He hecho dos viajes a Madrid en los dos últimos años para ver obras de Angélica Liddell, autora catalana, cuyo teatro es abierta llaga que sangra. Ver un espectáculo de Angélica es enfrentarse a un desafío en que vas a ser puesto en el límite de un acto litúrgico y sagrado que se desarrolla en el escenario donde habrá violencia, tensión y tragedia para hacernos estar incómodos en nuestros asientos de buenos burgueses biempensantes. Su teatro y su obra literaria chocan tanto con nuestro estilo de vida acomodado que nos ponen tensos y no comprendemos cómo es posible vivir tan en el límite, tal como si cada día de la autora tuviera que elegir si se ahorca o se da un día más de vida.
Nuestra vida ha excluido lo sagrado de nuestros vértices existenciales. Somos esencialmente materialistas, no creemos en nada que signifique sentido que vaya más allá de una existencia banal y estúpida sin mayores riesgos vitales que, en su final, nos inyecten sedantes -morfina- para acelerar el tránsito hacia la nada. Nadie cree en nada, somos escépticos y cínicos, y solo nos atraen los valores humanitarios para intentar justificar nuestros pobres días sin dimensión que oscilan entre el último pedo que nos echamos o el regüeldo que diría Sancho ante una comida grasosa.
Pero ¿qué es una vida profana que haya perdido su vinculación con lo sagrado? En principio es una vida utilitaria y débil que solo espera lo más cómoda posible que el tiempo pase y no sea demasiado terrible la transición hacia el no ser, ese no ser del que creemos provenir. Y en medio, series, espectáculos, centros comerciales, creencias políticas, aficiones deportivas, tapas en los bares, algún libro y, sobre todo, opiniones triviales acerca de todo, un todo que carece de sentido porque carece del elemento de la sacralidad.
Decir que somos inanes es demasiado contundente pero es lo que pienso. Angélica Liddell nos pone en la tesitura de decidir si nuestra existencia sigue siendo tan banal como ella piensa, aunque la aplaudamos, o si decide erguirse y arriesgarse a tomar el centro de la plaza y afirmarse en el caos del universo. Supongo que los escasos lectores de este blog que ha huido de otros ámbitos más cómodos, se sienten desconcertados porque el autor no es precisamente un ejemplo de nada de lo que pregona: es banal, es trivial, es superficial y no es precisamente el oficiante de un sacrificio que implique la propia existencia en el juego a muerte que nos aflige.

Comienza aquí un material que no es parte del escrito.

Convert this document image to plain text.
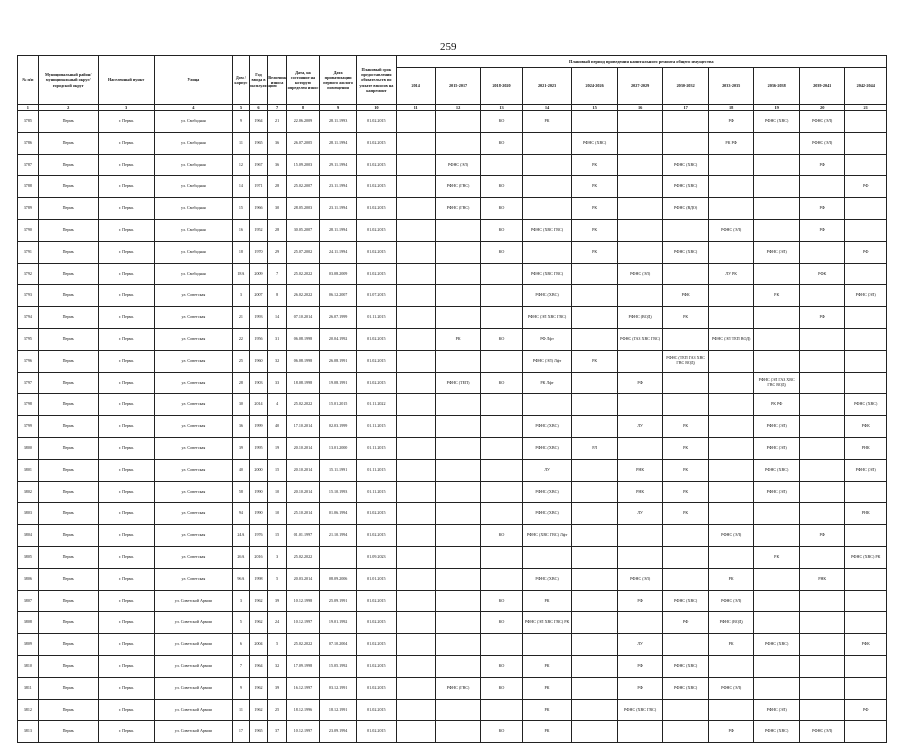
259
№ п/п	Муниципальный район/ муниципальный округ/городской округ	Населенный пункт	Улица	Дом / корпус	Год ввода в эксплуатацию	Величина износа	Дата, на состояние на которую определен износ	Дата приватизации первого жилого помещения	Плановый срок предоставления обязательств по уплате взносов на капремонт	Плановый период проведения капитального ремонта общего имущества										
										2014	2015-2017	2018-2020	2021-2023	2024-2026	2027-2029	2030-2032	2033-2035	2036-2038	2039-2041	2042-2044
1	2	3	4	5	6	7	8	9	10	11	12	13	14	15	16	17	18	19	20	21
3785	Пермь	г. Пермь	ул. Свободная	9	1964	21	22.06.2009	28.11.1993	01.02.2015			КО	РК				РФ	РФНС (ХВС)	РФНС (ЭЛ)	
3786	Пермь	г. Пермь	ул. Свободная	11	1965	36	26.07.2005	28.11.1994	01.02.2015			КО		РФНС (ХВС)			РК РФ		РФНС (ЭЛ)	
3787	Пермь	г. Пермь	ул. Свободная	12	1967	36	15.09.2003	29.11.1994	01.02.2015		РФНС (ЭЛ)			РК		РФНС (ХВС)			РФ	
3788	Пермь	г. Пермь	ул. Свободная	14	1971	28	25.02.2007	23.11.1994	01.02.2015		РФНС (ГВС)	КО		РК		РФНС (ХВС)				РФ
3789	Пермь	г. Пермь	ул. Свободная	15	1966	30	28.05.2003	23.11.1994	01.02.2015		РФНС (ГВС)	КО		РК		РФНС (ВДО)			РФ	
3790	Пермь	г. Пермь	ул. Свободная	16	1952	28	30.05.2007	28.11.1994	01.02.2015			КО	РФНС (ХВС ГВС)	РК			РФНС (ЭЛ)		РФ	
3791	Пермь	г. Пермь	ул. Свободная	18	1970	29	25.07.2002	24.11.1994	01.02.2015			КО		РК		РФНС (ХВС)		РФНС (ЭЛ)		РФ
3792	Пермь	г. Пермь	ул. Свободная	18А	2009	7	25.02.2022	03.08.2009	01.02.2015				РФНС (ХВС ГВС)		РФНС (ЭЛ)		ЛУ РК		РФК	
3793	Пермь	г. Пермь	ул. Советская	3	2007	8	26.02.2022	06.12.2007	01.07.2015				РФНС (ХВС)			РФК		РК		РФНС (ЭЛ)
3794	Пермь	г. Пермь	ул. Советская	21	1993	14	07.10.2014	26.07.1999	01.11.2015				РФНС (ЭЛ ХВС ГВС)		РФНС (ВОД)	РК			РФ	
3795	Пермь	г. Пермь	ул. Советская	22	1956	31	06.08.1998	20.04.1992	01.02.2015		РК	КО	РФ Лфт		РФНС (ГАЗ ХВС ГВС)		РФНС (ЭЛ ТЕП ВОД)			
3796	Пермь	г. Пермь	ул. Советская	25	1960	32	06.08.1998	26.08.1991	01.02.2015				РФНС (ЭЛ) Лфт	РК		РФНС (ТЕП ГАЗ ХВС ГВС ВОД)				
3797	Пермь	г. Пермь	ул. Советская	28	1903	33	18.08.1998	19.08.1991	01.02.2015		РФНС (ТЕП)	КО	РК Лфт		РФ			РФНС (ЭЛ ГАЗ ХВС ГВС ВОД)		
3798	Пермь	г. Пермь	ул. Советская	30	2014	4	25.02.2022	15.01.2015	01.11.2022									РК РФ		РФНС (ХВС)
3799	Пермь	г. Пермь	ул. Советская	36	1999	40	17.10.2014	02.03.1999	01.11.2015				РФНС (ХВС)		ЛУ	РК		РФНС (ЭЛ)		РФК
3800	Пермь	г. Пермь	ул. Советская	39	1995	19	20.10.2014	13.01.2000	01.11.2015				РФНС (ХВС)	РЛ		РК		РФНС (ЭЛ)		РНК
3801	Пермь	г. Пермь	ул. Советская	40	2000	15	20.10.2014	15.11.1991	01.11.2015				ЛУ		РНК	РК		РФНС (ХВС)		РФНС (ЭЛ)
3802	Пермь	г. Пермь	ул. Советская	58	1990	10	20.10.2014	15.10.1993	01.11.2015				РФНС (ХВС)		РНК	РК		РФНС (ЭЛ)		
3803	Пермь	г. Пермь	ул. Советская	94	1990	10	25.10.2014	01.06.1994	01.02.2015				РФНС (ХВС)		ЛУ	РК				РНК
3804	Пермь	г. Пермь	ул. Советская	24А	1976	15	01.01.1997	21.10.1994	01.02.2015			КО	РФНС (ХВС ГВС) Лфт				РФНС (ЭЛ)		РФ	
3805	Пермь	г. Пермь	ул. Советская	26А	2016	3	25.02.2022		01.09.2023									РК		РФНС (ХВС) РК
3806	Пермь	г. Пермь	ул. Советская	96А	1998	5	20.03.2014	08.09.2006	01.01.2015				РФНС (ХВС)		РФНС (ЭЛ)		РК		РНК	
3807	Пермь	г. Пермь	ул. Советской Армии	3	1962	39	10.12.1998	25.09.1991	01.02.2015			КО	РК		РФ	РФНС (ХВС)	РФНС (ЭЛ)			
3808	Пермь	г. Пермь	ул. Советской Армии	5	1962	24	10.12.1997	19.01.1992	01.02.2015			КО	РФНС (ЭЛ ХВС ГВС) РК			РФ	РФНС (ВОД)			
3809	Пермь	г. Пермь	ул. Советской Армии	6	2004	5	25.02.2022	07.10.2004	01.02.2015						ЛУ		РК	РФНС (ХВС)		РФК
3810	Пермь	г. Пермь	ул. Советской Армии	7	1964	32	17.09.1998	15.05.1992	01.02.2015			КО	РК		РФ	РФНС (ХВС)				
3811	Пермь	г. Пермь	ул. Советской Армии	9	1962	39	16.12.1997	03.12.1991	01.02.2015		РФНС (ГВС)	КО	РК		РФ	РФНС (ХВС)	РФНС (ЭЛ)			
3812	Пермь	г. Пермь	ул. Советской Армии	11	1962	25	18.12.1996	18.12.1991	01.02.2015				РК		РФНС (ХВС ГВС)			РФНС (ЭЛ)		РФ
3813	Пермь	г. Пермь	ул. Советской Армии	17	1965	37	10.12.1997	23.09.1994	01.02.2015			КО	РК				РФ	РФНС (ХВС)	РФНС (ЭЛ)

Cuando era joven, leía con fruición obras existencialistas que buscaban un sentido, aunque no pareciera tenerlo. Leí a Beckett, a Kierkegaard, a la Youcernar, a Michel Tournier y su maravilloso libro Viernes o los limbos del Pacífico, leía a Nietzsche, leía dinamita pura para hacerme saltar por los aires en un juego devastador. Pero el tiempo ha pasado y me he ido acomodando, pero no he sido yo solo el que se ha acomodado, es toda una sociedad que ha elegido el camino de la sobriedad y no el de la locura, el camino del sosiego antes que el sendero místico. Solo la lectura de Angélica me lleva de nuevo a ese sentimiento de orfandad y de desarraigo ante la feria de la vulgaridad. Pero ya es tiempo perdido, nos espera el último restaurante de moda, el Napoleón de Ridley Scott, el último libro de Muñoz Molina -al que tanto admiré-, los últimos pactos políticos, la llamada ingenua y boba del progresismo que ha renunciado a casi todo por el ansia de sentirse bueno y justo ante un mundo que exige fuerza y decisión aunque ello implique sentirse sucio y delirante.
Los monjes son los últimos rebeldes. Comer bocadillos de calamares y pasta italiana son los mejores remedios para el dolor de existir. No vivimos, hacemos como si lo hiciéramos. En nuestras manos se concita toda la banalidad de existir sin sentir que haya algo que nos trascienda. Somos próximos al chiste de Jaimito, si es que Jaimito no fuera un intelectual que nos juzga por imbéciles.